An international workshop in İstanbul has put the Arab Spring on the agenda as it will discuss the transition from dictatorship to democracy with the attendance of high-ranking participants from more than 50 countries including Europe, the US, the Arab Spring region and Turkey.
The Arab Spring-oriented workshop is scheduled to convene on Thursday to discuss and analyze the developments that have paved the way for the Arab Spring, as well as the current conditions and the possible direction the developments may take in the future.
The two-day-long event is to be co-hosted by the Public Diplomacy Coordinator's Office and the Alwaleed Bin Talal Center for Muslim-Christian Understanding of Georgetown University (ACMCU), to produce solid suggestions for the nations of the Arab Spring to obtain the democracy have been aiming for.
The workshop views the Arab Spring as a people's movement that has ended an era of dictatorship by toppling oppressive regimes one after the other, also changing the prejudice against the Arab and Muslim world, the Office of Public Diplomacy announced on their website on Monday.

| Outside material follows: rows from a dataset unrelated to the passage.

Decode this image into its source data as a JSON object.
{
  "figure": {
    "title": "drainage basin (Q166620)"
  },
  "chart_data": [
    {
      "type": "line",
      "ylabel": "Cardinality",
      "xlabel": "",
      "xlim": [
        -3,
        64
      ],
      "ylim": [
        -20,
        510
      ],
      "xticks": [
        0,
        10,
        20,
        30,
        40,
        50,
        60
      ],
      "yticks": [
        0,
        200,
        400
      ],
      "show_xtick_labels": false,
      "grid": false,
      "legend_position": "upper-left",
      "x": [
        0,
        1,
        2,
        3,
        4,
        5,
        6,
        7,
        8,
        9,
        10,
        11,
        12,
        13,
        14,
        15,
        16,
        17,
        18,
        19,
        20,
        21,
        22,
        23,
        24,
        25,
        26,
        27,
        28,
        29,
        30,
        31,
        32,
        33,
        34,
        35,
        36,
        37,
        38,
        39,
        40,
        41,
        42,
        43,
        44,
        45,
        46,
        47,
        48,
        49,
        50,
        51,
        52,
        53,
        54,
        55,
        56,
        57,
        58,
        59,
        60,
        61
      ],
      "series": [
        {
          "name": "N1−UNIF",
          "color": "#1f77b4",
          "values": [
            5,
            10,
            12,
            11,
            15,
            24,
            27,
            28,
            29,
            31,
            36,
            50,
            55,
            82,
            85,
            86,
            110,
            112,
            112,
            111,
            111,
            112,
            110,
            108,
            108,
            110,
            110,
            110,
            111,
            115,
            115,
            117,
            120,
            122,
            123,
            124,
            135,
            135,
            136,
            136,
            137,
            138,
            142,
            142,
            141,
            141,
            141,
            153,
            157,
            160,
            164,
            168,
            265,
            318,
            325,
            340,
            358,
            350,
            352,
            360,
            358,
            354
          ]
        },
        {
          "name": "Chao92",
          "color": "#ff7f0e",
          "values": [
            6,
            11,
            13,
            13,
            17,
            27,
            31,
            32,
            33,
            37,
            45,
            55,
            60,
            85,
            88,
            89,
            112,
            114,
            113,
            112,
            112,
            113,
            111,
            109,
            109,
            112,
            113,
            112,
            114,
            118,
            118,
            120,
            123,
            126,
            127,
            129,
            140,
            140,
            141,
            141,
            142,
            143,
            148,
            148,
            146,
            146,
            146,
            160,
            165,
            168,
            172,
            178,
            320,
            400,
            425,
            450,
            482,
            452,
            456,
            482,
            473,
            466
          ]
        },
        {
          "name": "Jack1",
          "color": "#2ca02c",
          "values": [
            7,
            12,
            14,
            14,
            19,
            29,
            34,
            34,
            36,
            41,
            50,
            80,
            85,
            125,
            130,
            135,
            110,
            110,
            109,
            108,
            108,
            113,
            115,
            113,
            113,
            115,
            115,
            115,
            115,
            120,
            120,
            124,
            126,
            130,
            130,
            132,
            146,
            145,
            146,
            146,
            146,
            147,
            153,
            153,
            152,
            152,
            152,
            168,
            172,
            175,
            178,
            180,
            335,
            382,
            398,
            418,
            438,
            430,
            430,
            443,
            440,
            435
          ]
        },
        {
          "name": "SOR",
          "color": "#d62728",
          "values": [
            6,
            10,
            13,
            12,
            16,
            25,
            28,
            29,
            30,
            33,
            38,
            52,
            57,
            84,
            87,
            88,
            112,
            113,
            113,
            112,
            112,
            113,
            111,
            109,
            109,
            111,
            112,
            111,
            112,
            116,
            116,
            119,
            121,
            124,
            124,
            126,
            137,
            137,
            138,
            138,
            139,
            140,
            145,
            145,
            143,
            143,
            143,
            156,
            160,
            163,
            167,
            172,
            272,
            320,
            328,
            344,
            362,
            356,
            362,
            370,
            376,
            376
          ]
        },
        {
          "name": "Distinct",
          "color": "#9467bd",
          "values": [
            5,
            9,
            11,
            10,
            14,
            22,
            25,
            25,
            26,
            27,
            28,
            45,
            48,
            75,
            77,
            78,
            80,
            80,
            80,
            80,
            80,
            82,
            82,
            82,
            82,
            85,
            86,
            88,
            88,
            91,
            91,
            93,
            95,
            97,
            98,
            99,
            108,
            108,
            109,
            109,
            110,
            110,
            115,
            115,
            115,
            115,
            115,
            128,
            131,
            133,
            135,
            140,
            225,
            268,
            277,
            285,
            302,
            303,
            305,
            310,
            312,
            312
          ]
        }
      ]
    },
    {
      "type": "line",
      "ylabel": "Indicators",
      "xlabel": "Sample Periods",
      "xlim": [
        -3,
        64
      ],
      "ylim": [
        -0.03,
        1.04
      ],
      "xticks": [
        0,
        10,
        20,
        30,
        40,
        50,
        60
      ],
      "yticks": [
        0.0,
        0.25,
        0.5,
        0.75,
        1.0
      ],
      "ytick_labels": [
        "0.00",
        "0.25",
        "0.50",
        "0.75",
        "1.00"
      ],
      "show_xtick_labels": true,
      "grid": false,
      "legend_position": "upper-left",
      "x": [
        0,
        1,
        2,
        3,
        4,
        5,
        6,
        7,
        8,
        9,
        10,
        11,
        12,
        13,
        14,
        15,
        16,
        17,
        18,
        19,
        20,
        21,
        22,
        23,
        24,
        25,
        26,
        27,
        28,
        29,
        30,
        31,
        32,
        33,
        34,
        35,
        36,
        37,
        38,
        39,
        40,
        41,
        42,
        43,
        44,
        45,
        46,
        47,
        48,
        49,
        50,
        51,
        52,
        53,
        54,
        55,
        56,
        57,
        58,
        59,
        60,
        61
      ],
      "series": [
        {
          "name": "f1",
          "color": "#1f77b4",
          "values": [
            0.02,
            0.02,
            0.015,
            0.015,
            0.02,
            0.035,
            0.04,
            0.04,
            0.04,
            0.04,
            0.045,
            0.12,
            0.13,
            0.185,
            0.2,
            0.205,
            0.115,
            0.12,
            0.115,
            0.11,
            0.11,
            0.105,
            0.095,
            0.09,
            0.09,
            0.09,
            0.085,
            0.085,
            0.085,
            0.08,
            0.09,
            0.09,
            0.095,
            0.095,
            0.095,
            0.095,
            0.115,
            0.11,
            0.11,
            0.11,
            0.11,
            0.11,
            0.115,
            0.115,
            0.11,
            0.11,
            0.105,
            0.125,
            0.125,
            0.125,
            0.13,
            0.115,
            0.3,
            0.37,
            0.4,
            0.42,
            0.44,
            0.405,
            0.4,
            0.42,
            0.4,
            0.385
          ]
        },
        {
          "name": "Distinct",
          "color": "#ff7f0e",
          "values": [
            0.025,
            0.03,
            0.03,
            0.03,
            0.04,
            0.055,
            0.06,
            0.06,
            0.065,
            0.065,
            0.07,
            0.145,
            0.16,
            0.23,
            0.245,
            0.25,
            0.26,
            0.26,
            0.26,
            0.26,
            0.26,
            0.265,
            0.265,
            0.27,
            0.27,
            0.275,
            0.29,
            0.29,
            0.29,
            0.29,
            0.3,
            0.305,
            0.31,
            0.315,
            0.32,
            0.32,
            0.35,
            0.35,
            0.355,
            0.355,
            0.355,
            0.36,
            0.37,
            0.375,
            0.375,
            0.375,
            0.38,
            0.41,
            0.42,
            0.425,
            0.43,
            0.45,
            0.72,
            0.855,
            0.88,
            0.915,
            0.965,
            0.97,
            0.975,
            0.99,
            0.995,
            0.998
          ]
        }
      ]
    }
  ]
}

The workshop is expected to identify the difficulties ahead of Arab Spring nations on their transition to democracy, a road deemed "painful and difficult" due to political and economic issues, social inequality, lack of education and many other problems that are awaiting solutions.
The workshop is to be led by co-hosts İbrahim Kalın, head of the Public Diplomacy Coordinator's Office and the prime minister's chief foreign policy advisor, and John Esposito, founding director of ACMCU, and will include high-level participants from various countries as well as researchers and journalists.
Tunisian political party leader Rached Ghannouchi, Egyptian presidential candidate Abdel Moneim Aboul Fotouh, Egyptian author, thinker and journalist Fahmi Huwaidi and US political scientist and conflict resolution specialist Rob Malley are among the participants of the workshop.